Sin un propósito del Creador para nuestra existencia, estos interrogantes tienen una sola respuesta: no hay nada que valide el estado de cosas establecido, diferente a la razón de la fuerza. El dolor del desposeído, visto de este modo, no tiene ningún valor, no hay razón para sufrir y, entonces, no hay nada que soporte, que amerite seguir sosteniendo el actual estado de cosas. Y si nada valida el sufrimiento, cualquier cosa que se haga para obviarlo es válida, y nadie tiene el derecho de impedirlo, más allá de pensar que va a sufrir dolor por el arrebato o el despojo. En otras palabras, sin Dios estamos abocados a la guerra hasta la autodestrucción. ¿Será por eso que el universo convulsiona, saltando de cataclismo en cataclismo, de catástrofe en catástrofe? O, por el contrario, ¿será que el sufrimiento sí responde a una lógica, a un propósito establecido a priori de nuestra existencia?
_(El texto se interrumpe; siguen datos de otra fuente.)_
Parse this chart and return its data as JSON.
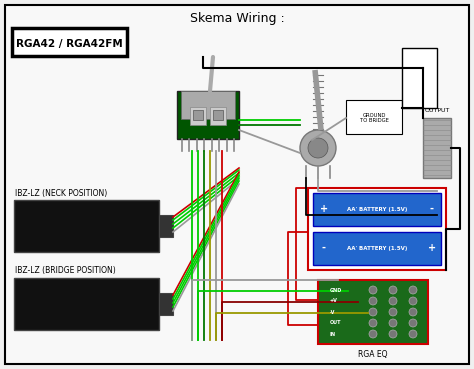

Muy a pesar del ateismo rampante, ya muy escaso por estos días, y del agnosticismo facilista, en profusión espantosa, todo lo que sostiene el actual estado de cosas manifiesta, a voz en cuello, que el sufrimiento conduce a las mejores cosas de la vida: quien se esfuerza en el estudio, despreciando momentos de solaz y distracción, alcanza el éxito; quien trabaja denodadamente, desalojando de su vida la mediocridad, alcanza el éxito; quien pone todas las horas de su vida en una causa, alcanza el éxito, quien se empeña, dedicando sueños, recursos y todo su ser, alcanza el éxito. ¿Qué alcanza el que afronta la enfermedad con entereza?, ¿qué se juega el que acepta el desprecio y el dolor sin angustiarse?, ¿qué le espera al que renuncia al confort por asumir la responsabilidad social frente al pobre y al oprimido?
El reconocimiento no es la respuesta suficiente, porque, entre otras cosas, quienes se dedican a la labor social con verdadera rectitud de corazón, lo que menos esperan es el reconocimiento, no les importa, no es ese su acicate.
Normalmente estas preguntas llegan a nuestra vida cuando estamos en el lecho de la enfermedad, cuando la encrucijada de la vida no nos deja otra salida que enfrentar el fin al que
estamos irremediablemente abocados. Lo normal es que estos cuestionamientos surjan cuando la pérdida de la libertad nos abraza, y, entre cuatro paredes o entre rejas, la visión solamente puede dirigirse a descubrir la razón de las limitaciones encontradas.
Que bueno sería poder responder a estas inquietudes y seguir disfrutando de las posibilidades que Dios nos ha dado para dirigirnos a Él en absoluta libertad. Pero si estamos envueltos en una situación de dolor como las descritas o como, quizás, una quiebra o ruina económica, o como la persecución en el trabajo, o como la falta de amor, o el rencor, o como el tener que enfrentar un desastre natural, o como tantas otras, también es válido volver los ojos para descubrir el verdadero valor y sentido de la vida.